But with reform brought about by the ACA, each of those small companies now has to be underwritten as a separate group, therefore eliminating the benefit.

That’s essentially what happened to Sustainable Interiors: the trust that the company’s small crew of healthy employees was part of no longer exists.

“We don’t have trusts anymore as we’ve known them,” Billings explained. “I’m hopeful that they might return in the future, but for now, that simply is not an option.”

“It’s frustrating, to be honest, because we’ve been doing right by our employees for nearly a decade as a small business,” she said. “Now, with these new regulations, it’s increasing our costs and our employees’ costs. Our employees costs are more than doubling, which is just recently unfortunate for them.”

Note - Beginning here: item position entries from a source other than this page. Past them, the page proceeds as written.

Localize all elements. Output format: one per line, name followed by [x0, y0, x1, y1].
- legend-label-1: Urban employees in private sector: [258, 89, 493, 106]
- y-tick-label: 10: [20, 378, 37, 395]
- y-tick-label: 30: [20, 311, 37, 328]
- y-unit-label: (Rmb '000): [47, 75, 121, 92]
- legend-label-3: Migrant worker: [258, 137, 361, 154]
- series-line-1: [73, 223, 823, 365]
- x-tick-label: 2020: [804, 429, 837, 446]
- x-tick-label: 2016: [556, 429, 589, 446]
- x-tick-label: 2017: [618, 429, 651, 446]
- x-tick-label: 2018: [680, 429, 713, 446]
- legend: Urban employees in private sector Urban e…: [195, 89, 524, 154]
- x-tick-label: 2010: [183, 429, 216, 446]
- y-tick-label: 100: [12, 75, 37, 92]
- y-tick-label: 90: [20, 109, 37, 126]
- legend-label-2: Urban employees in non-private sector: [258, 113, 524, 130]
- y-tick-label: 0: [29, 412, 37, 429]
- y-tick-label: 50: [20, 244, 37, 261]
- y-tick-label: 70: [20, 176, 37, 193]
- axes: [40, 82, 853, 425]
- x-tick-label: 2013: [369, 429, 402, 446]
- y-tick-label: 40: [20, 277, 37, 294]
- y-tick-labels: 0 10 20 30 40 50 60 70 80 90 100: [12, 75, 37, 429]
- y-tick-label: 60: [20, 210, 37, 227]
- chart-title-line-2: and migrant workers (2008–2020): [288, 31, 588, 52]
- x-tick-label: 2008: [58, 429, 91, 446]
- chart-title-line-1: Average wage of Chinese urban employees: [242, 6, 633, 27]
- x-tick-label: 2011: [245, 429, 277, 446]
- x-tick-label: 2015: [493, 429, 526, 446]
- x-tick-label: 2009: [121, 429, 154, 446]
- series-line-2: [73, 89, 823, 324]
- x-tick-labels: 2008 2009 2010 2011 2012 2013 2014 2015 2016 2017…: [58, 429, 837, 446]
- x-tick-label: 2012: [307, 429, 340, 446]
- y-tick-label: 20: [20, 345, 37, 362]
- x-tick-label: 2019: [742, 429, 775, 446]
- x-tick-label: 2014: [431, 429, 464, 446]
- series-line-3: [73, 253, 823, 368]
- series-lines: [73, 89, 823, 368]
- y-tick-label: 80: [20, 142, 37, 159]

Those employee increases have been across the board due to the age-rated nature of insurance rates, Billings said. Some younger workers have seen nominal increases of under $50, while the others have seen their rates jump as high as an added $1,500 a month.

“Now, we have chosen to continue providing insurance even though we don’t really have to, because we can’t stand the idea of not providing that for our employees as long as we can. But it’s definitely discouraging.”

It’s worth noting, Free said, that there’s a rationale for the ACA’s abolition of the previous system.

“If you were to ask Insurance Commissioner Mike Kreidler how he viewed those association and trust plans, he would have told you that what they were doing was cherry-picking the market for the people who had low risk. Therefore, they were leaving the people who had high risk to go to direct carriers.

“The people who were going to direct carriers were the people who were not healthy enough to get those extra low rates, which meant they brought more claims to direct carriers. And direct carrier rates continued to increase because of it. So while these associations and trusts were able to give low rates to these handfuls of businesses that had healthy employees, they were actually taking money out of the claims pool that would have helped all the other businesses in the marketplace. While we had depressed rates for them, we had increased rates for everybody else, because we were pulling healthy people out of the risk pool — the idea being spreading risk across the risk pool is the way to normalize rates,” Free explained.

Still, that explanation is cold comfort for companies like Sustainable.

“It’s rough,” Billings said. “It’s the system. Capitalism is a wonderful thing, and when you start putting on extra parameters, you start to mess with what’s working for a lot of people.”